Global Maternal and Newborn Health Platform: First Implementation Complete Across 10 Countries
Providing reliable data and generating new knowledge

Between 26 July 2024 and 26 June 2025, the Global Maternal and Newborn Health Platform (GMP) completed its first large-scale implementation across 74 hospitals in 10 Asia-Pacific countries. This marks a major milestone in efforts to improve the quality of maternal and newborn care globally. GMP is a key study for the ARPAN CRE and brings together partners and CI's from across the Asia-Pacific region.
Using a prospective, multi-country observational design, the study included 96,028 women giving birth and their 97,395 babies. Individual-level data were extracted from medical records, and 37,359 were randomly selected for a pre-discharge survey on their care experiences and 28,006 postnatal women responded. Additionally, 5,708 providers (88% of those invited) shared insights into intrapartum and early postnatal care practices. Facility-level surveys captured data on workforce, infrastructure, commodities, and policies.
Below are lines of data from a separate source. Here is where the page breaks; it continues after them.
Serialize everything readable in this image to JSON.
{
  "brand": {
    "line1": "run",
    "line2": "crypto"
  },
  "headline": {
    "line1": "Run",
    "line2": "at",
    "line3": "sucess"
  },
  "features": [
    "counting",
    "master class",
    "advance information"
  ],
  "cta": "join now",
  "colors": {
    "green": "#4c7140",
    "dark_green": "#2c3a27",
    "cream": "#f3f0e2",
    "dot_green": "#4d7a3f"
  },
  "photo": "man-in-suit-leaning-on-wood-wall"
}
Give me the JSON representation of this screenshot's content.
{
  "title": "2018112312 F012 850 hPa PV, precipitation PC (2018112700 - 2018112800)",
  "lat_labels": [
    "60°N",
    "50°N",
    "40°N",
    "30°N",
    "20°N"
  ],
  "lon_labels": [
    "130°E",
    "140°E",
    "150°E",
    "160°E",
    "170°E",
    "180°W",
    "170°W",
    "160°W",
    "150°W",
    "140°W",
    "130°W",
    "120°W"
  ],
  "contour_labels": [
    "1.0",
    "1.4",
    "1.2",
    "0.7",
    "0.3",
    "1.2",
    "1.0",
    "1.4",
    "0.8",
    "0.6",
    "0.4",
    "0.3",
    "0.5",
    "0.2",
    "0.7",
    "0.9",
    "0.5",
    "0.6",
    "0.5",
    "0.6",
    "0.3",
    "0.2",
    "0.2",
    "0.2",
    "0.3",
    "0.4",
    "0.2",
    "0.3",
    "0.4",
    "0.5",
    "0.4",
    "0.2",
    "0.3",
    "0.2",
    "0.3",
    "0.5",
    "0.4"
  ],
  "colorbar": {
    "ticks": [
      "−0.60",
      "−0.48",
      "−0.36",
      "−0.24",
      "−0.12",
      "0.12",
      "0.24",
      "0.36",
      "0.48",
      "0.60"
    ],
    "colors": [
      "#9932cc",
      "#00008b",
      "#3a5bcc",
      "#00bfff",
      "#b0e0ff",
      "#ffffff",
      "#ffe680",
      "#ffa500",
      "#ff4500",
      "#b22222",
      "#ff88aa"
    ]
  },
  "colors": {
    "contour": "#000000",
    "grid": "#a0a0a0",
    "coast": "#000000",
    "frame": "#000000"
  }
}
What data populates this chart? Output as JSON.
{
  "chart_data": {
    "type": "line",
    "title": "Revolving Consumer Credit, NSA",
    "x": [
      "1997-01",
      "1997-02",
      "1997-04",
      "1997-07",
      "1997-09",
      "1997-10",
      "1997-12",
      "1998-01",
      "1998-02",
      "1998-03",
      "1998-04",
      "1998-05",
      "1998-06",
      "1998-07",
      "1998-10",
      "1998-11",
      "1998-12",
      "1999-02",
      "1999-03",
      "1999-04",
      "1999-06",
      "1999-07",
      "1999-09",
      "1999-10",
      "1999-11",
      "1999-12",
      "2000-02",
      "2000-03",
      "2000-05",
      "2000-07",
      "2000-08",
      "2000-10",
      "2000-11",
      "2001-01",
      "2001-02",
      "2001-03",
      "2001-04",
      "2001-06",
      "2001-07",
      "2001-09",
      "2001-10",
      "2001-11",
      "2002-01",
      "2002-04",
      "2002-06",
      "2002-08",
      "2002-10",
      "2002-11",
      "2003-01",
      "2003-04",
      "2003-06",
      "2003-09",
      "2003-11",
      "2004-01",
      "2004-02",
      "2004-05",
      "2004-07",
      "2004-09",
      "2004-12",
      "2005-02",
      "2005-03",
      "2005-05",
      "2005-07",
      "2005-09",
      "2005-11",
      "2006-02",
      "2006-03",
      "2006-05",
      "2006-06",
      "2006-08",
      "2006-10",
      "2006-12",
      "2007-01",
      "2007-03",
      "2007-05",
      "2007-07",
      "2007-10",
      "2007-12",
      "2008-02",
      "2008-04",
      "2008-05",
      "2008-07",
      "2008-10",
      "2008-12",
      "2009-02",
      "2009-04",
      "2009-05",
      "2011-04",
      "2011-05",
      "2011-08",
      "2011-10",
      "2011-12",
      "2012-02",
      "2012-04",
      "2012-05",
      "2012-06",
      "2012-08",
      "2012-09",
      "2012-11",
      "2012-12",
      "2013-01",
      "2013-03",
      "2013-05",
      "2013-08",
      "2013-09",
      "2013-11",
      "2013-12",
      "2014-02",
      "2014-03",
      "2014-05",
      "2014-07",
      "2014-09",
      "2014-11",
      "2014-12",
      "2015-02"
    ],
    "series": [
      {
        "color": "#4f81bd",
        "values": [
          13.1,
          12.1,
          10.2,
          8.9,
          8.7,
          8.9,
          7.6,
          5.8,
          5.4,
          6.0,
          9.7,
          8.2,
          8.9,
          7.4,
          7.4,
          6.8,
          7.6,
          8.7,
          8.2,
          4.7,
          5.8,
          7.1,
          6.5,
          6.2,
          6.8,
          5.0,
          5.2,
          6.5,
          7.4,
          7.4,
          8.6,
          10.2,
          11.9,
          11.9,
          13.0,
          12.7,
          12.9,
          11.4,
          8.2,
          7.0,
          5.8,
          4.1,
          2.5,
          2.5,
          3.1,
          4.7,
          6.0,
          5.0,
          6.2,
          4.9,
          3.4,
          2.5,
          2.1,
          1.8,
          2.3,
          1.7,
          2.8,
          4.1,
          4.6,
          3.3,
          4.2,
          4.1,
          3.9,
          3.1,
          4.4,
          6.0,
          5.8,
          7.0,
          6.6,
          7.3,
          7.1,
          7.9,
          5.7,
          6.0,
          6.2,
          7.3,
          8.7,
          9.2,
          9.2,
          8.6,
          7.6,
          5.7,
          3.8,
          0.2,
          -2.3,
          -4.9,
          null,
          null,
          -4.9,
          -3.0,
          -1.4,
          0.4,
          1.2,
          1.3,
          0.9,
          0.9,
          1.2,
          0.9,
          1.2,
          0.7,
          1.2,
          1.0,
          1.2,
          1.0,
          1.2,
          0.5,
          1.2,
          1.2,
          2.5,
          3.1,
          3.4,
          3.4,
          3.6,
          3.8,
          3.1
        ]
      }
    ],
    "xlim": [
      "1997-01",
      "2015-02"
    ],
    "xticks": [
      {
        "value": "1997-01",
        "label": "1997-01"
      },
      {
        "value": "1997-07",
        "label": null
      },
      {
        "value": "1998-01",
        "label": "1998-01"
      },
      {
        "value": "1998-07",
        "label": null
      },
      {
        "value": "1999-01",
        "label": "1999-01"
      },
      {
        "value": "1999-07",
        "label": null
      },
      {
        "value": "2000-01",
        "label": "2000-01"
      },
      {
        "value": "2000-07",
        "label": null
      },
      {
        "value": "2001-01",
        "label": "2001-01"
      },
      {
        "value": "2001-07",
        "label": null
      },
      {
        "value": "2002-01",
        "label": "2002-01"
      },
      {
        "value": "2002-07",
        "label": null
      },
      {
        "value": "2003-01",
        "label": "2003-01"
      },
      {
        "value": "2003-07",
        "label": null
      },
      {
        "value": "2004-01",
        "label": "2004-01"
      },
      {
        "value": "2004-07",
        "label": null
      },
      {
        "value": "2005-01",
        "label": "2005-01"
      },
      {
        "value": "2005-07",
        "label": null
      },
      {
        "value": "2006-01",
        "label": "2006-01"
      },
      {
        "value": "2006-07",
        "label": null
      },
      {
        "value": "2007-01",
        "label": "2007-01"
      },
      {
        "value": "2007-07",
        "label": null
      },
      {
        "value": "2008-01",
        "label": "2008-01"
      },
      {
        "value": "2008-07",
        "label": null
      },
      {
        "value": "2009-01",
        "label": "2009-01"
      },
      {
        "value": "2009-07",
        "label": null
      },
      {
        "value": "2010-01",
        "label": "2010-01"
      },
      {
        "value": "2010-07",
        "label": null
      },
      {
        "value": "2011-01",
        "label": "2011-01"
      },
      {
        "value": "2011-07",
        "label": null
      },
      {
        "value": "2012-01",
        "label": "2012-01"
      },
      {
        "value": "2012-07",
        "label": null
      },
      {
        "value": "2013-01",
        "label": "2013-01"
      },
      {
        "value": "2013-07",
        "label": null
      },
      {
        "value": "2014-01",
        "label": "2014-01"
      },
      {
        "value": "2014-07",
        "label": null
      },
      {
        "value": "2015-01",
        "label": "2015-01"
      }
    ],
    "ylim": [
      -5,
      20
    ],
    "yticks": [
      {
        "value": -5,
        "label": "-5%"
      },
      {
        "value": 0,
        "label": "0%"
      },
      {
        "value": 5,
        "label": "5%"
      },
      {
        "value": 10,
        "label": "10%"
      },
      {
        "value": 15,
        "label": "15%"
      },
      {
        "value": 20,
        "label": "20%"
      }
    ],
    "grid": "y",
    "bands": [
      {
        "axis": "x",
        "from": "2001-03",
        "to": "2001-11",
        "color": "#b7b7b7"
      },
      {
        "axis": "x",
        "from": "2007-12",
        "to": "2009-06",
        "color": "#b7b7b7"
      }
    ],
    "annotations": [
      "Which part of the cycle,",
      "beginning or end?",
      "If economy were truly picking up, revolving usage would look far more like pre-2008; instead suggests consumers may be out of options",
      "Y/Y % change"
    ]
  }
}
This is the first implementation of GMP, demonstrating how a standardised and comprehensive approach to measuring care quality can be implemented across diverse settings. The resulting dataset is one of the largest of its kind and is essential for targeting quality improvement initiatives and informing policy action to reduce preventable maternal and newborn mortality and morbidity.
Analysis and dissemination are now underway, with findings expected to guide evidence-based improvements in maternal and newborn care worldwide. The first 4 papers have been submitted to a leading international journal as a Special Series.